Nagra, part of the Kudelski group with main offices in Switzerland and Phoenix, Arizona, will be setting out a harmonized security strategy for cloud-based services and the Internet of Things (IoT) at IBC 2018.
This will coincide with a unification of various products and companies acquired in recent years under a single Kudelski Nagra branding. The list of acquisitions includes two companies based in Oslo, Norway, one being Conax which has a strong presence in the Nordics and Latin America. The other is DVnor whose core product, DVnor Organizer, is an automated all-in-one platform for metadata and digital file management, transcoding, storage, distribution and post-production services. It also includes Civolution, the Netherlands based developer of the Nexguard forensic watermarking product, which enabled Nagra to catch up with rivals Verimatrix and Irdeto on that front. Since acquiring Civolution in July 2016 Nagra has been integrating watermarking across its product line, but initially this has been done just on the server side in the network.
This meets all the objectives of forensic watermarking by enabling unique codes, like serial numbers, to be inserted in each copy of the content being distributed, associating it with the specific device it is played back on. When unauthorized content is found, detection of the hidden watermark allows the user who has redistributed it to be traced. To date this has usually been done in the network by a trusted server that embeds the code and then sends the watermarked content to the corresponding client.
This works fine for a small service but does not scale well to large numbers of OTT users. Then the server is likely to become overloaded, since the computational burden caused by the watermark embedding process grows linearly with the number of users. It also soaks up bandwidth since individually watermarked copies require point-to-point communication channels for unique association between service and client.
The alternative is a client/server approach where the server sends unique copies of the content to all interested clients on a broadcast basis without having to generate different watermarked copies for each one. This avoids the computational and bandwidth consumption of server-side watermarking but since the clients cannot be trusted in an unmanaged OTT service there has to be some way of ensuring that pirates cannot access the unwatermarked copy before marks have been inserted or corrupt the watermarking process itself. The answer is to send the same encrypted content to all clients each of which must have some tamper-resistant secret key to decrypt it. At the same time this secret can be used to insert a watermark unique to the client at that stage. Then any illicitly redistributed stream can be traced back the client from which it originated by recovering the unique watermark.
Like its competitors Nagra has been working on client-side watermarking and IBC 2018 would be a logical time to unveil that. This would have a clear application to live sports because another handicap of server-side watermarking is latency. It can take 20 minutes to complete the process of recovering watermarks in a server-side system and tracing illicit streams back to their source, which can be too long for many sporting events given that they could be half over before illicit streams have been shut down.

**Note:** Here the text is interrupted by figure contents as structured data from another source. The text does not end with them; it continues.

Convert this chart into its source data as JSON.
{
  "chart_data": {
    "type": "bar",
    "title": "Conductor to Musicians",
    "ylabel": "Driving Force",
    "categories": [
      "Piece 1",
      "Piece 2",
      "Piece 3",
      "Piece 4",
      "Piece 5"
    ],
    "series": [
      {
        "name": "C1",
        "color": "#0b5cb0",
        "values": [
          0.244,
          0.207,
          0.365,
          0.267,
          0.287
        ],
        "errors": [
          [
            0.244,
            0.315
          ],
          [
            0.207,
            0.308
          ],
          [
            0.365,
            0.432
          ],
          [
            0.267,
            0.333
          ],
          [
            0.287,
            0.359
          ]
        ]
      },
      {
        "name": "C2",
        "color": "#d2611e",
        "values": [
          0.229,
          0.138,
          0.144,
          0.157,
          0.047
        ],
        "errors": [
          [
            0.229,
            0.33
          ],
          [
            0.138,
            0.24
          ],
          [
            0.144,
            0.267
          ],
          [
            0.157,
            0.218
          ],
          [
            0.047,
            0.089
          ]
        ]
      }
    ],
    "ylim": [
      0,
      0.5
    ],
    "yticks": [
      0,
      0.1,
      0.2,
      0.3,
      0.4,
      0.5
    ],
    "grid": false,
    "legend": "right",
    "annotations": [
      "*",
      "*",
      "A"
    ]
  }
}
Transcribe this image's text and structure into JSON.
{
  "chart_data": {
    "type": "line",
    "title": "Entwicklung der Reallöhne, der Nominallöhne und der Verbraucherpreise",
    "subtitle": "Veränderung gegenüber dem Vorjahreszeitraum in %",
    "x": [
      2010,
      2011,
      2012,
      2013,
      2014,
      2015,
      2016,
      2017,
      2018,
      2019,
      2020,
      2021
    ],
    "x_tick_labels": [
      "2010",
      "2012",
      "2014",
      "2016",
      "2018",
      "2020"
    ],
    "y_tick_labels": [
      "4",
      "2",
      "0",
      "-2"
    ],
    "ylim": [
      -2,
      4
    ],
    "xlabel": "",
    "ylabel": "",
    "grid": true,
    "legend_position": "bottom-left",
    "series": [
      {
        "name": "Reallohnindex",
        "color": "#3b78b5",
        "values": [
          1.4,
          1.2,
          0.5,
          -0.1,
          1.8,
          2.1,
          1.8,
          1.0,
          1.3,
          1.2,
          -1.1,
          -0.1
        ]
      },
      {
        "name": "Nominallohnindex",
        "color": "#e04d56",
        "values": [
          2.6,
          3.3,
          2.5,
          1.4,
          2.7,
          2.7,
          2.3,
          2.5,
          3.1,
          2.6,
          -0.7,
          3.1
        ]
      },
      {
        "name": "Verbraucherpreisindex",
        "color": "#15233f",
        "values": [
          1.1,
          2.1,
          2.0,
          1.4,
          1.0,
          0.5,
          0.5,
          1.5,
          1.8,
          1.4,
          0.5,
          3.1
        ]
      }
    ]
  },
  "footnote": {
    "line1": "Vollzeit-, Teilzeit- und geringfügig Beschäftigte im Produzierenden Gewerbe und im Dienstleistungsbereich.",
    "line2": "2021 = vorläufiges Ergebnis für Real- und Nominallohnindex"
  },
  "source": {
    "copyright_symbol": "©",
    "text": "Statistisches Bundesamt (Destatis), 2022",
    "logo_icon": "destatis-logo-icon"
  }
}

Related to watermarking there will be interest in announcements concerning Nagra’s security dongle called TVkey, announced early in 2017 in partnership with Samsung. Nagra has promoted this as a component that can help at last eliminate the set top box from the pay TV ecosystem by giving smart TVs the capability to operate just as securely as traditional walled garden operator-controlled services. The device plugs into the USB ports of compliant TV sets, currently recent Samsung models, and then communicates securely with a root of trust designed by Nagra and embedded in the TV chipsets. The dongle crucially incorporates the traditional operator-controlled CAS and DRM and therefore assumes the function of the STB. But it is still a piece of hardware that has to be deployed in addition to the smart TV and so a logical sequel would be a system that does away with the need for a dongle at all. In that case the CAS and DRM would also be embodied in the smart TV and there would have to be a way of communicating securely over the network with an embedded Trusted Execution Environment (TEE). This will be another development to look out for in the near future.
The other two areas of interest for Nagra watchers at IBC are analytics and the Internet of Things (IoT), both of which are now important fields for the pay TV revenue security vendors. Analytics has a key role to play in enhancing security, improving efficiency and enhancing personalization. Nagra announced its Insight analytics initiative early in 2017 with emphasis on the ability of machine learning to help determine real time actions that can be taken on the basis of predefined key performance indicators in real time. Nagra has been talking recently of extending the scope of analytics to exploit psychological profiles of customers and factors such as commitment bias, which is the tendency for people to engage more with events or products in which they have already invested time and effort. There is also scope for application of AI-related techniques to establish dialogues with customers that help exploit their current mood or behavior, according to Nagra.
Then the IoT is a key area for Nagra like its competitors because it taps into many of the same areas of expertise in technology, especially given the rise of OTT and requirement to secure services over unmanaged networks. Nagra launched its Internet of Things (IoT) Security Center of Excellence in January 2017 and we can expect some more concrete announcements around that at IBC 2018.